The software defined radio technology is a kind of technology, with the help of which the communication devices adapt themselves to the environmental conditions: the device can reconfigure its parameters because of the cognitive radio, thus accelerating and strengthening the data transition flow and improving the communication connection. The cognitive radio can be compared with the artificial intelligence of the device, able to understand and learn from the environment and to react towards it.



"Let us imagine a public wireless internet point in a city, to which many internet users are connecting. The point should work flawlessly, which can be achieved, synchronizing the apparatus in an appropriate way – changing radio channel into a less noisy one, selecting corresponding output and tuning other communication parameters. The cognitive radio technology, integrated into a wireless internet communication device, will perform everything automatically", – explained Artūras Medeišis, Associated Doctor and Head of the Telecommunication Engineering Department of the Electronics Faculty at VGTU.



The cognitive radio is one of the hits nowadays among the radio communication investigators all over the world.
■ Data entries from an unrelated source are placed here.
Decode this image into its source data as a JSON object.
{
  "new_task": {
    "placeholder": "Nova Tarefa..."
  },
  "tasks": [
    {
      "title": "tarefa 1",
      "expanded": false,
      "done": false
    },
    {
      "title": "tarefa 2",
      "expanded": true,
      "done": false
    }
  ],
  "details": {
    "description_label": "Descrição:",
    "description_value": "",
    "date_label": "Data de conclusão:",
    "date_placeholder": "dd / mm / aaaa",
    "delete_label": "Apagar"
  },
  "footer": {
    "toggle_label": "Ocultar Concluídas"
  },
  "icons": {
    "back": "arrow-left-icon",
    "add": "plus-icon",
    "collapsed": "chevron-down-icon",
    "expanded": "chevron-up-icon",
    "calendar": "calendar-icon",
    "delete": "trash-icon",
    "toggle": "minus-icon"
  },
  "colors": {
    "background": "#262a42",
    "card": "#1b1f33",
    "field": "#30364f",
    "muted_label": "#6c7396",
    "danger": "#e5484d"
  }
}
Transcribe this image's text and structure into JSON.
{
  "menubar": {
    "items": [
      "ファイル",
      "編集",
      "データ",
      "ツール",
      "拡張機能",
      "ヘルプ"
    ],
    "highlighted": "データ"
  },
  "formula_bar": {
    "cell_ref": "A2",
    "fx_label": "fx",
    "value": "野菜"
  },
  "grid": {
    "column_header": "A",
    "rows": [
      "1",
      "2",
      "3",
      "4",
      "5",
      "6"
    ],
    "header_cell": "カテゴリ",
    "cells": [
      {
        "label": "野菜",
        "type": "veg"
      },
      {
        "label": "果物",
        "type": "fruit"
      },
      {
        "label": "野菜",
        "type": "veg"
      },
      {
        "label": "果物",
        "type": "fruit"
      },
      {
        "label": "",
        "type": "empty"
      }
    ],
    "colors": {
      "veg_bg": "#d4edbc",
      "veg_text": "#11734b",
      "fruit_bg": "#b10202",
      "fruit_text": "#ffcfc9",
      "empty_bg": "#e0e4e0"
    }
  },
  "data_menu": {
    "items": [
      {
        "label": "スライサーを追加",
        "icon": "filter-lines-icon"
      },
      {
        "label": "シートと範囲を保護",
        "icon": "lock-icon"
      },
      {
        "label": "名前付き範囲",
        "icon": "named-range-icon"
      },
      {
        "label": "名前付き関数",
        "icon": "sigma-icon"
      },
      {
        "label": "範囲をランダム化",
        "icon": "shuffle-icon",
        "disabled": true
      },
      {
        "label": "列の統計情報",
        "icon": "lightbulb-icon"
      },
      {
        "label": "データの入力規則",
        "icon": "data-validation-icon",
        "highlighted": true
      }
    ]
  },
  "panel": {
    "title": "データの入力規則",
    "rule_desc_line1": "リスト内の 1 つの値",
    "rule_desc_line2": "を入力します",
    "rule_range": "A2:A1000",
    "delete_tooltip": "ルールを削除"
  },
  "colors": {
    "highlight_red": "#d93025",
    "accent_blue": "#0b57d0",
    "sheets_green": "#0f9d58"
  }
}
VGTU scientists have become appreciably advanced in this area: they have already created the prototypes of cognitive radio communication devices; they have been contributing to the international research and cooperating with famous research centres and universities.



The conception and the name of the "Cognitive Radio" emerged in 1999, after the first article on this topic. The author of the article Joseph Mitola put forward the cognitive radio idea, and testing started at the laboratories. The first users of this technology were military people, whose radio communication devices were promptly adjusting to the changing combat actions, avoiding intercepts or interfering with enemy communications. Later civil wireless communication systems started using this technology.